Fall is also the best time for controlling perennial broadleaves with an herbicide. This is because the plants are naturally moving nutrients to the roots for storage and will translocate herbicides to the roots as well. If overseeding is planned this fall, spot applications of glyphosate may be best for small areas since there is a short reseeding restriction time. If using a 3-way mix or triclopyr, it is best to seed now, asses the stand establishment, and apply in mid-October or next spring because of the longer reseeding restriction interval. Always read (and follow) the label of the intended product carefully to determine the potential effect on seeding efforts.
If overseeding is planned, aerification is a great practice to help prepare the seedbed. Aerification creates pathways for water and nutrients to reach the rootzone, as well as, open up the canopy to enable good seed to soil contact. Ideally, a power rake should be used over the area prior to seeding. A core or spike aerifier may be less effective but can also be used if readily available.
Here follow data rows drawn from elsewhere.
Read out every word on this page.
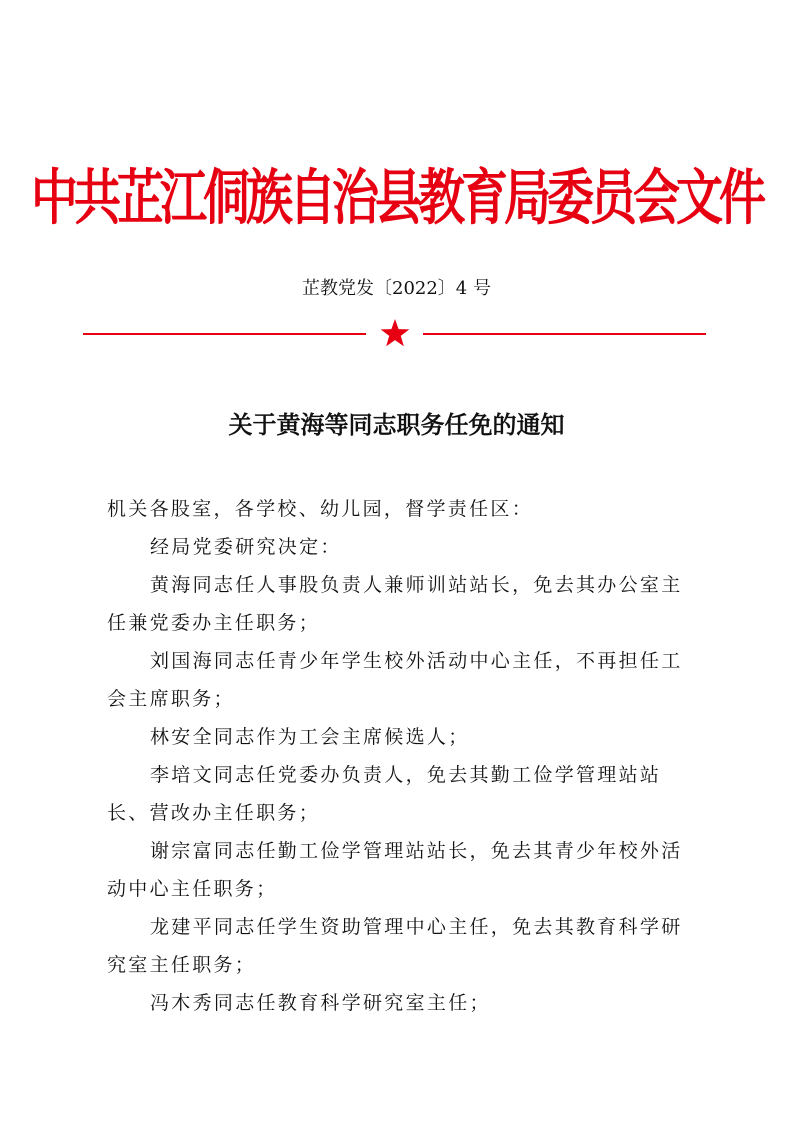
中共芷江侗族自治县教育局委员会文件
芷教党发〔2022〕4 号
关于黄海等同志职务任免的通知
机关各股室，各学校、幼儿园，督学责任区：

经局党委研究决定：

黄海同志任人事股负责人兼师训站站长，免去其办公室主任兼党委办主任职务；

刘国海同志任青少年学生校外活动中心主任，不再担任工会主席职务；

林安全同志作为工会主席候选人；

李培文同志任党委办负责人，免去其勤工俭学管理站站长、营改办主任职务；

谢宗富同志任勤工俭学管理站站长，免去其青少年校外活动中心主任职务；

龙建平同志任学生资助管理中心主任，免去其教育科学研究室主任职务；

冯木秀同志任教育科学研究室主任；
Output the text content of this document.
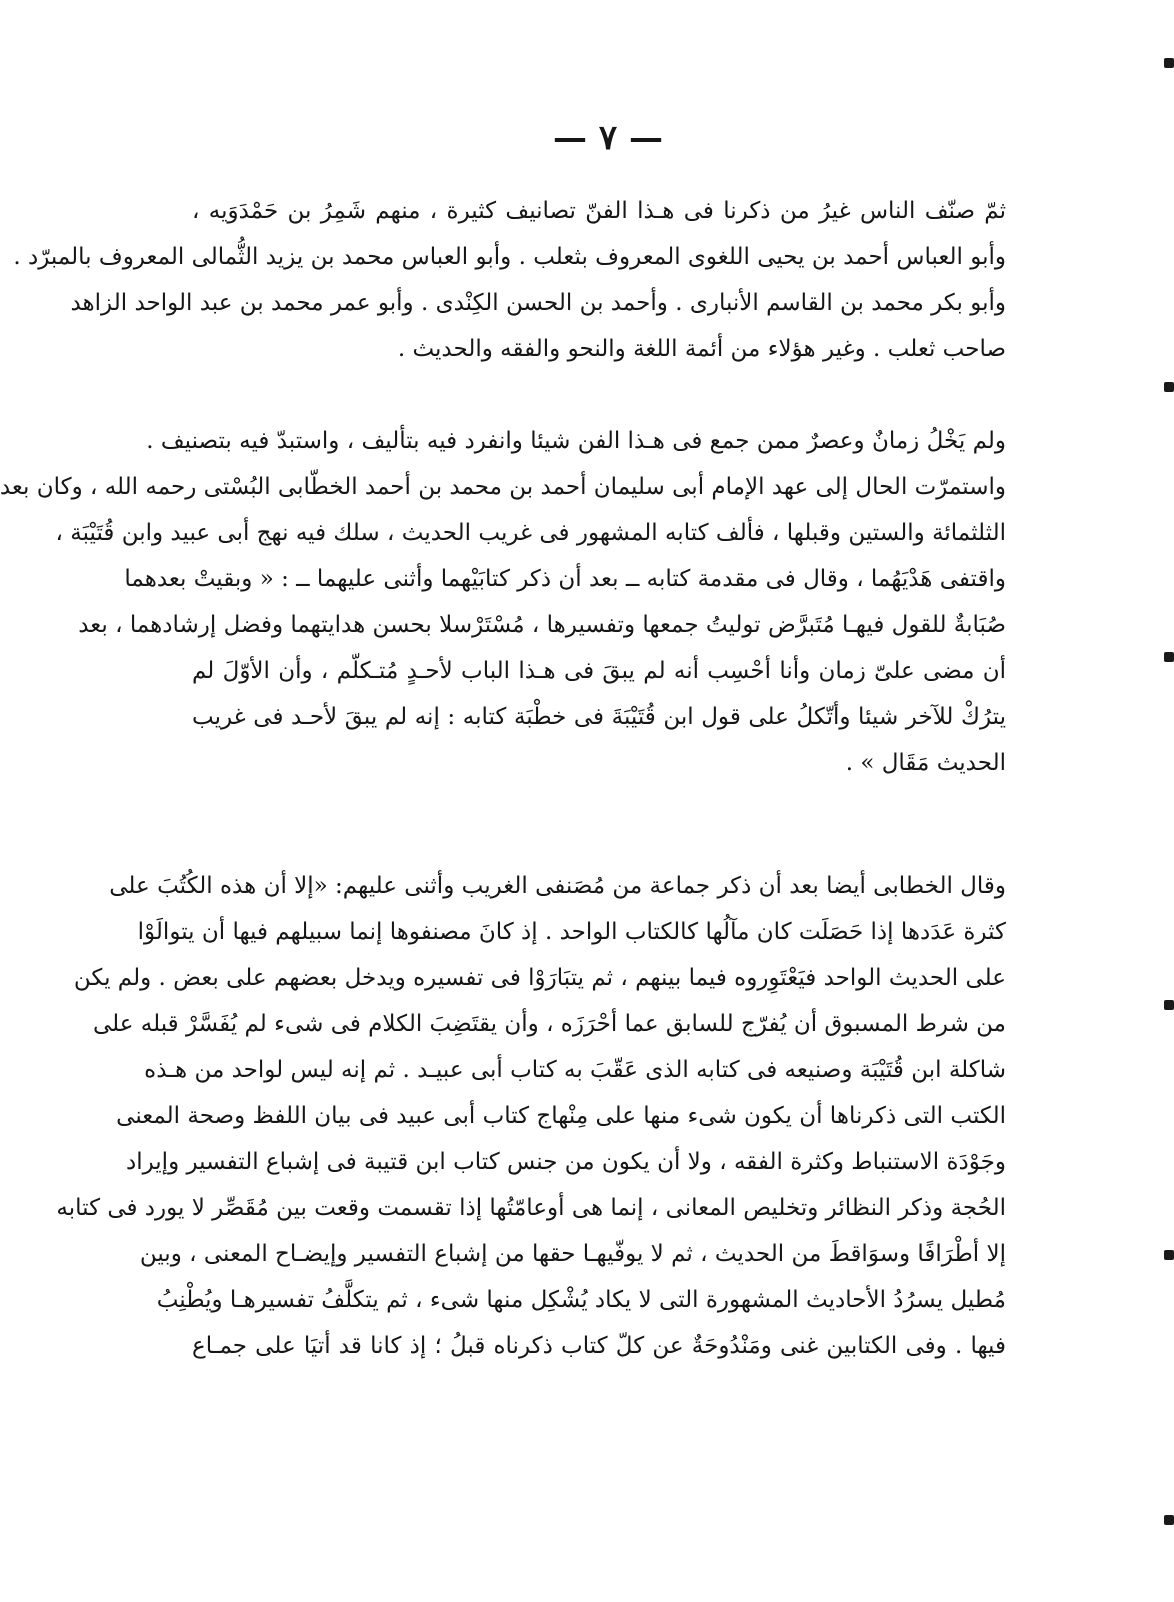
— ٧ —
ثمّ صنّف الناس غيرُ من ذكرنا فى هـذا الفنّ تصانيف كثيرة ، منهم شَمِرُ بن حَمْدَوَيه ،
وأبو العباس أحمد بن يحيى اللغوى المعروف بثعلب . وأبو العباس محمد بن يزيد الثُّمالى المعروف بالمبرّد .
وأبو بكر محمد بن القاسم الأنبارى . وأحمد بن الحسن الكِنْدى . وأبو عمر محمد بن عبد الواحد الزاهد
صاحب ثعلب . وغير هؤلاء من أئمة اللغة والنحو والفقه والحديث .
ولم يَخْلُ زمانٌ وعصرٌ ممن جمع فى هـذا الفن شيئا وانفرد فيه بتأليف ، واستبدّ فيه بتصنيف .
واستمرّت الحال إلى عهد الإمام أبى سليمان أحمد بن محمد بن أحمد الخطّابى البُسْتى رحمه الله ، وكان بعد
الثلثمائة والستين وقبلها ، فألف كتابه المشهور فى غريب الحديث ، سلك فيه نهج أبى عبيد وابن قُتَيْبَة ،
واقتفى هَدْيَهُما ، وقال فى مقدمة كتابه ــ بعد أن ذكر كتابَيْهما وأثنى عليهما ــ : « وبقيتْ بعدهما
صُبَابةٌ للقول فيهـا مُتَبرَّض توليتُ جمعها وتفسيرها ، مُسْتَرْسلا بحسن هدايتهما وفضل إرشادهما ، بعد
أن مضى علىّ زمان وأنا أحْسِب أنه لم يبقَ فى هـذا الباب لأحـدٍ مُتـكلّم ، وأن الأوّلَ لم
يترُكْ للآخر شيئا وأتّكلُ على قول ابن قُتَيْبَةَ فى خطْبَة كتابه : إنه لم يبقَ لأحـد فى غريب
الحديث مَقَال » .
وقال الخطابى أيضا بعد أن ذكر جماعة من مُصَنفى الغريب وأثنى عليهم: «إلا أن هذه الكُتُبَ على
كثرة عَدَدها إذا حَصَلَت كان مآلُها كالكتاب الواحد . إذ كانَ مصنفوها إنما سبيلهم فيها أن يتوالَوْا
على الحديث الواحد فيَعْتَوِروه فيما بينهم ، ثم يتبَارَوْا فى تفسيره ويدخل بعضهم على بعض . ولم يكن
من شرط المسبوق أن يُفرّج للسابق عما أحْرَزَه ، وأن يقتَضِبَ الكلام فى شىء لم يُفَسَّرْ قبله على
شاكلة ابن قُتَيْبَة وصنيعه فى كتابه الذى عَقّبَ به كتاب أبى عبيـد . ثم إنه ليس لواحد من هـذه
الكتب التى ذكرناها أن يكون شىء منها على مِنْهاج كتاب أبى عبيد فى بيان اللفظ وصحة المعنى
وجَوْدَة الاستنباط وكثرة الفقه ، ولا أن يكون من جنس كتاب ابن قتيبة فى إشباع التفسير وإيراد
الحُجة وذكر النظائر وتخليص المعانى ، إنما هى أوعامّتُها إذا تقسمت وقعت بين مُقَصِّر لا يورد فى كتابه
إلا أطْرَافًا وسوَاقطَ من الحديث ، ثم لا يوفّيهـا حقها من إشباع التفسير وإيضـاح المعنى ، وبين
مُطيل يسرُدُ الأحاديث المشهورة التى لا يكاد يُشْكِل منها شىء ، ثم يتكلَّفُ تفسيرهـا ويُطْنِبُ
فيها . وفى الكتابين غنى ومَنْدُوحَةٌ عن كلّ كتاب ذكرناه قبلُ ؛ إذ كانا قد أتيَا على جمـاع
Thin stands and bare spots should be overseeded now as fall is the best time for reseeding cool-season grasses. This will also help reduce weed pressure the following year. The only time a lawn should be mowed short is just prior to overseeding. After a low cutting, aerify, spread the seed, lightly rake seed in, fertilize, and irrigate.
Irrigation to establish tall fescue seed in the fall is likely more important than irrigation used in the summer to keep it green. September rain can be variable from year to year, so supplemental irrigation may be needed. Irrigation for establishment should be light and frequent, just opposite of irrigation on established lawns.